La forme mescroyans 351/11 (en face de mescreans 1/26, 10, 15, 87/27, 351/11) est analogique de l’infinitif mescroire.

Mais les formes suivantes sont ambiguës : fayé (adj.) 33/3, 154/14, 484/20 (mais faee(s) 1/44, 451/3), faes (p.p. f.) 452/3, fayee (n.f.) 33/3 (mais fae 447/7, 450/2, 5, etc., soit 35 occ.), faie 449/27 / faye 443/3, Faierie 474/3, baye 221/2 : i/y peuvent être des signes purement graphiques pour séparer les deux voyelles en hiatus ou bien former une diphtongue avec a (graphie inverse).
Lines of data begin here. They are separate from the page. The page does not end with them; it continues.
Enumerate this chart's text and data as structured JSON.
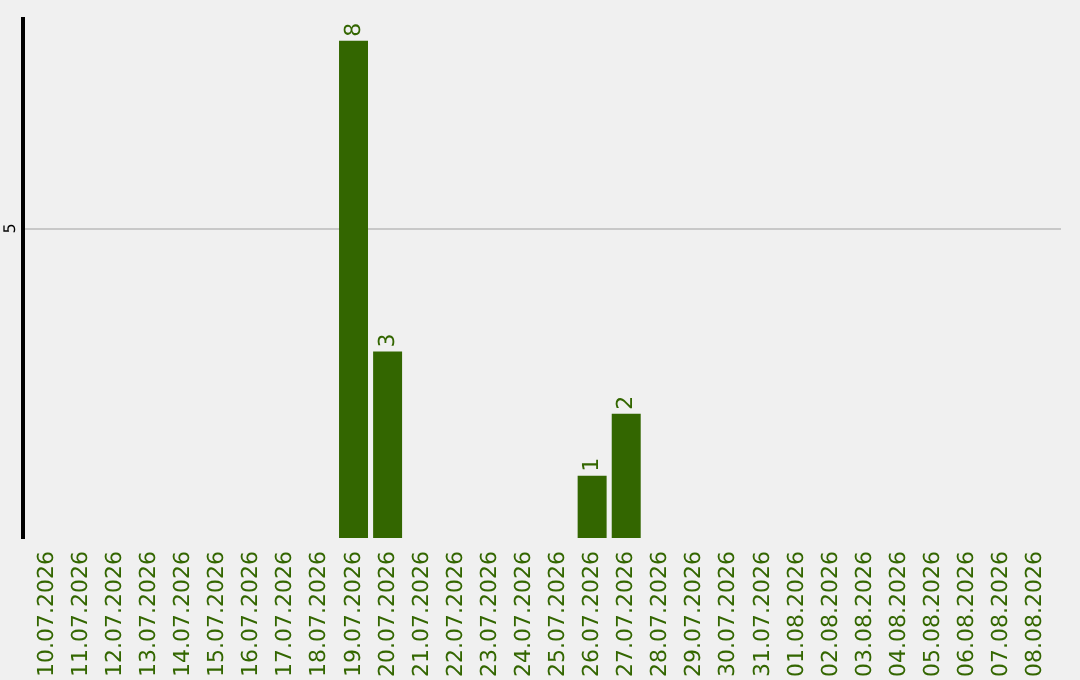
{
  "chart_data": {
    "type": "bar",
    "categories": [
      "10.07.2026",
      "11.07.2026",
      "12.07.2026",
      "13.07.2026",
      "14.07.2026",
      "15.07.2026",
      "16.07.2026",
      "17.07.2026",
      "18.07.2026",
      "19.07.2026",
      "20.07.2026",
      "21.07.2026",
      "22.07.2026",
      "23.07.2026",
      "24.07.2026",
      "25.07.2026",
      "26.07.2026",
      "27.07.2026",
      "28.07.2026",
      "29.07.2026",
      "30.07.2026",
      "31.07.2026",
      "01.08.2026",
      "02.08.2026",
      "03.08.2026",
      "04.08.2026",
      "05.08.2026",
      "06.08.2026",
      "07.08.2026",
      "08.08.2026"
    ],
    "values": [
      0,
      0,
      0,
      0,
      0,
      0,
      0,
      0,
      0,
      8,
      3,
      0,
      0,
      0,
      0,
      0,
      1,
      2,
      0,
      0,
      0,
      0,
      0,
      0,
      0,
      0,
      0,
      0,
      0,
      0
    ],
    "value_labels": [
      null,
      null,
      null,
      null,
      null,
      null,
      null,
      null,
      null,
      "8",
      "3",
      null,
      null,
      null,
      null,
      null,
      "1",
      "2",
      null,
      null,
      null,
      null,
      null,
      null,
      null,
      null,
      null,
      null,
      null,
      null
    ],
    "color": "#336600",
    "ylim": [
      0,
      8.4
    ],
    "yticks": [
      5
    ],
    "grid": "y"
  }
}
Pour l’insertion du h avec ce rôle diacritique, voir infra.

¤ Rétablissement du v étymologique entre les deux voyelles en hiatus dans

espouvantez 108/17. Il aurait donc été possible de transcrire v au lieu de u dans

espouanté 148/7, 421/1, espouenté 194/17, 407/11, 445/6, etc., soit 5 occ, et

tresepouantee 391/17, s’il n’y avait eu la forme espoenté 114/19117.

116 Cf. M. WILMOTTE, p. 63, n° 29 ; R. MANTOU, p. 144 ; A. GOOSSE, § 1, A, 1, c, 2°. Voir aussi G. HASENOHR, p. 450 ; M.-Cl. de CRÉCY, Hélène, p. CXVIII.